I admit it: I succumbed. Walking past MacDonalds at the airport I saw they had an egg and bacon burger! And I haven't been inside a Macs for over a decade!But you can have just too much sushi and I was worried my body might go into shock at so much incredibly wholesome and healthy food. I suspect Korea will be as " good "....
Why is it airport bookshops are full of management textbooks? Wandering round one at Narita , I noticed such homely titles as, " What got you here ain't what will get you there" ( an obvious nonsense- ain't done me any harm) and , " What are you doing with your life?" ( If you are asking this, its time for another drink! ). Perhaps I should pen an improving management text? One that challenges all the trash you find in american style management books?
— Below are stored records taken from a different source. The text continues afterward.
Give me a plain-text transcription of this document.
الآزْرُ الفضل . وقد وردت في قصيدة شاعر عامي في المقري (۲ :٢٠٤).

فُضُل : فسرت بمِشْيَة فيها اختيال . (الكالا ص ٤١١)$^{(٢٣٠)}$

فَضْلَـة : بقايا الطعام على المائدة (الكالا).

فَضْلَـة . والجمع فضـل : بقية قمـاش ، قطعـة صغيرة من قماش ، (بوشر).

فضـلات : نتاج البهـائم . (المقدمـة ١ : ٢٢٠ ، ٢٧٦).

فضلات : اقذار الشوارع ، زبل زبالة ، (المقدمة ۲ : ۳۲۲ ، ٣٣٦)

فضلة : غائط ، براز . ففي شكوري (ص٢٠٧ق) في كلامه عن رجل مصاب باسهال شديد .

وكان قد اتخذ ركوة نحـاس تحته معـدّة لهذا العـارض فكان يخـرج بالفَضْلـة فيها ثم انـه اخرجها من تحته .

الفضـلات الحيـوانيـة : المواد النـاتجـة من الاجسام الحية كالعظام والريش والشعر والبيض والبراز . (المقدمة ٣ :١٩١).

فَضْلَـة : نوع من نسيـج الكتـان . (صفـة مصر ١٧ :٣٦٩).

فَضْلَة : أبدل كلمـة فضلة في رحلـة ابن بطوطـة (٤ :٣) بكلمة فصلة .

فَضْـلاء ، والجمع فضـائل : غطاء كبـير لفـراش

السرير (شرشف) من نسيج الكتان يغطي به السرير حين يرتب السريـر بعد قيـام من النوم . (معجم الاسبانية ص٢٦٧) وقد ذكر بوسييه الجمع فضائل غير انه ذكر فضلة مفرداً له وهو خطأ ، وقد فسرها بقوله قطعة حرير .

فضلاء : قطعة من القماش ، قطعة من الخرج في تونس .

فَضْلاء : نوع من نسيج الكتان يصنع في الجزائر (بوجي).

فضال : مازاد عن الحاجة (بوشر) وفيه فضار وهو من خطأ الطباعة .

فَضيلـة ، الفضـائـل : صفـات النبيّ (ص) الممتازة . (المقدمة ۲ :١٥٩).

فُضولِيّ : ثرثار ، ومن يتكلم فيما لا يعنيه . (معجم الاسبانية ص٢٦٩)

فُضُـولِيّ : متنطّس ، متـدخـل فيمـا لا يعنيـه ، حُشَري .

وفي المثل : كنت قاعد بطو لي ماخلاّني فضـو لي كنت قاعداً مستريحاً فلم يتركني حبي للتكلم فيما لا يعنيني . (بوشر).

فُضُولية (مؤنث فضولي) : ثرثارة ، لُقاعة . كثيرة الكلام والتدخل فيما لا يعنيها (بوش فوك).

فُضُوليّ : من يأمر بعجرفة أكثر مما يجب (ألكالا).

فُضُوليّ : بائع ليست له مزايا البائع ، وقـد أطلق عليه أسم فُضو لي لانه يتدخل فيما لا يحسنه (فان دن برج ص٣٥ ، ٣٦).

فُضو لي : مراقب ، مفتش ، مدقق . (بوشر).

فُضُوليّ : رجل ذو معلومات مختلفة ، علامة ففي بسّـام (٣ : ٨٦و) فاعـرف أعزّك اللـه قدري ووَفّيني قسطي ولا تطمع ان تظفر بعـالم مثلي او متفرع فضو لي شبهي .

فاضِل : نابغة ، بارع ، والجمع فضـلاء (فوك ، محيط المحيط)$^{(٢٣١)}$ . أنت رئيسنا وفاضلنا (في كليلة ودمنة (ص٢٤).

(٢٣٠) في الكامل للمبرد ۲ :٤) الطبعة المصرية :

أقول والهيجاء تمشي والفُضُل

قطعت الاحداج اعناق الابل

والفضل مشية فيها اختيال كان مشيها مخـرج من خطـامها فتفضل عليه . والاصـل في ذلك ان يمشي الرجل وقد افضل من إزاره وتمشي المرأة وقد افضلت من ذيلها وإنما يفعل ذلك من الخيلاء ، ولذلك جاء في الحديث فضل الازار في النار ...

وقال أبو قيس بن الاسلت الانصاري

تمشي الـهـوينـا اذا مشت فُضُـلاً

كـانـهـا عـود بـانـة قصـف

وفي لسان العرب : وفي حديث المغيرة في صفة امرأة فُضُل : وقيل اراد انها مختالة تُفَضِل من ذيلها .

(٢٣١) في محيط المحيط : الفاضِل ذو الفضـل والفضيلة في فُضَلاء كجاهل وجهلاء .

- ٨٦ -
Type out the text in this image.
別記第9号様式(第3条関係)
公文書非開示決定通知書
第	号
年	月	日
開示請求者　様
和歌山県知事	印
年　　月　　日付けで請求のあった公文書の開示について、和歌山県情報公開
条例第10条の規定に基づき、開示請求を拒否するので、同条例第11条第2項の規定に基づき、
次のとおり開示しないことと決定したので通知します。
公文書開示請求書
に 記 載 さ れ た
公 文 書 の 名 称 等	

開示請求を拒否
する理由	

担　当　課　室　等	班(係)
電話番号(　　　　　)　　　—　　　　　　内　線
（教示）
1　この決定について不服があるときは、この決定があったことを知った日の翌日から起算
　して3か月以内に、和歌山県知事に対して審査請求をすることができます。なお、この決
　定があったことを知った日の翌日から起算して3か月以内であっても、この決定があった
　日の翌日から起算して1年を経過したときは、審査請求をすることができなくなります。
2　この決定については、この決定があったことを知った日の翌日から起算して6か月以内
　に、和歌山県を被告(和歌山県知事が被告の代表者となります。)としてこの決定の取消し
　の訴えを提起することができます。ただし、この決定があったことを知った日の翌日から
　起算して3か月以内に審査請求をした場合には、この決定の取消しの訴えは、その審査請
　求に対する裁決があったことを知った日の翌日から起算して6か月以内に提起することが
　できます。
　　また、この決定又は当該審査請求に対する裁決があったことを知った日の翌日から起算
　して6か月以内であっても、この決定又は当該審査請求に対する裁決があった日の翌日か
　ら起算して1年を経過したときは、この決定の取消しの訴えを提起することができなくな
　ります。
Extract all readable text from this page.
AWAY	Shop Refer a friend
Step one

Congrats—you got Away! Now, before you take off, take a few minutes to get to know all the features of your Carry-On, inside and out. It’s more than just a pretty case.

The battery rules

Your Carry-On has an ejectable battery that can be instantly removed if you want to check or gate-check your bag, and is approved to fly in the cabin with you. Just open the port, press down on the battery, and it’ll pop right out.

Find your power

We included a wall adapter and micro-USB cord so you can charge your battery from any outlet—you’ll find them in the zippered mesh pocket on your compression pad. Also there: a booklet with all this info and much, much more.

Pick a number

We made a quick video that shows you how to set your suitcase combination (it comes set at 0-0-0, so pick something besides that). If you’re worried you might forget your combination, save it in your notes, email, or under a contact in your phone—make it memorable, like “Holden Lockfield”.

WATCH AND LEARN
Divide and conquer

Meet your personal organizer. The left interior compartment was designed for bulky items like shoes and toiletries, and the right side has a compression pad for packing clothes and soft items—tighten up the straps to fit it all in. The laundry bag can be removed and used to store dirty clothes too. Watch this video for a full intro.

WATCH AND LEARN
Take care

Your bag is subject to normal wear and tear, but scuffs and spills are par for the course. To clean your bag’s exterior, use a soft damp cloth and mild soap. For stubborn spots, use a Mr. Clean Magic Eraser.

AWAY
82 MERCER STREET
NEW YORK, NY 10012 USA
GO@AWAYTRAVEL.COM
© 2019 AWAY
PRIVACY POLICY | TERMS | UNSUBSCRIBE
However I do make an exception for Martin Gladwell, whose " Tipping Point Leadership" I much admire. His recent book, " The Outliers" is superb and challenging. Its good for sector leaders and our style of management. It knocks the myth of innate talent over sheer hard work, luck and being in the right place at the right time.
Gladwell has an amazing study of Korean airlines and their bad safety record. I'm reminded of this as I board a Korean plane bound for Seoul! He said a study of their record showed it was the effect of what he describes as "mitigation". In other words, because of the Korean culture of respect no one junior to the pilot would ever criticise or challenge a pilot's decision ; so even if someone had spotted a failing engine or running low on fuel, they would only be able to point this out so deferentially and slowly that the pilot often failed to notice. And Gladwell goes on to point out that the majority of air plane accidents occur when the pilot is flying rather than when the co pilot is, because the pilot is able to shout if they notice an error! Korean Air instituted a training programme for air staff to correct this. It involved all staff talking in English; apparently the Koreans have no less than 7 different forms of address depending on ones seniority!
Its often true for a CEO. If staff feel unable to raise concerns or even new ideas for fear of the boss's reaction we may loose important information. Of course good talented staff soon work out how to mitgate effectively... Often a question of the right time and right approach. I'm sure that ACEVO staff have this down to a fine art!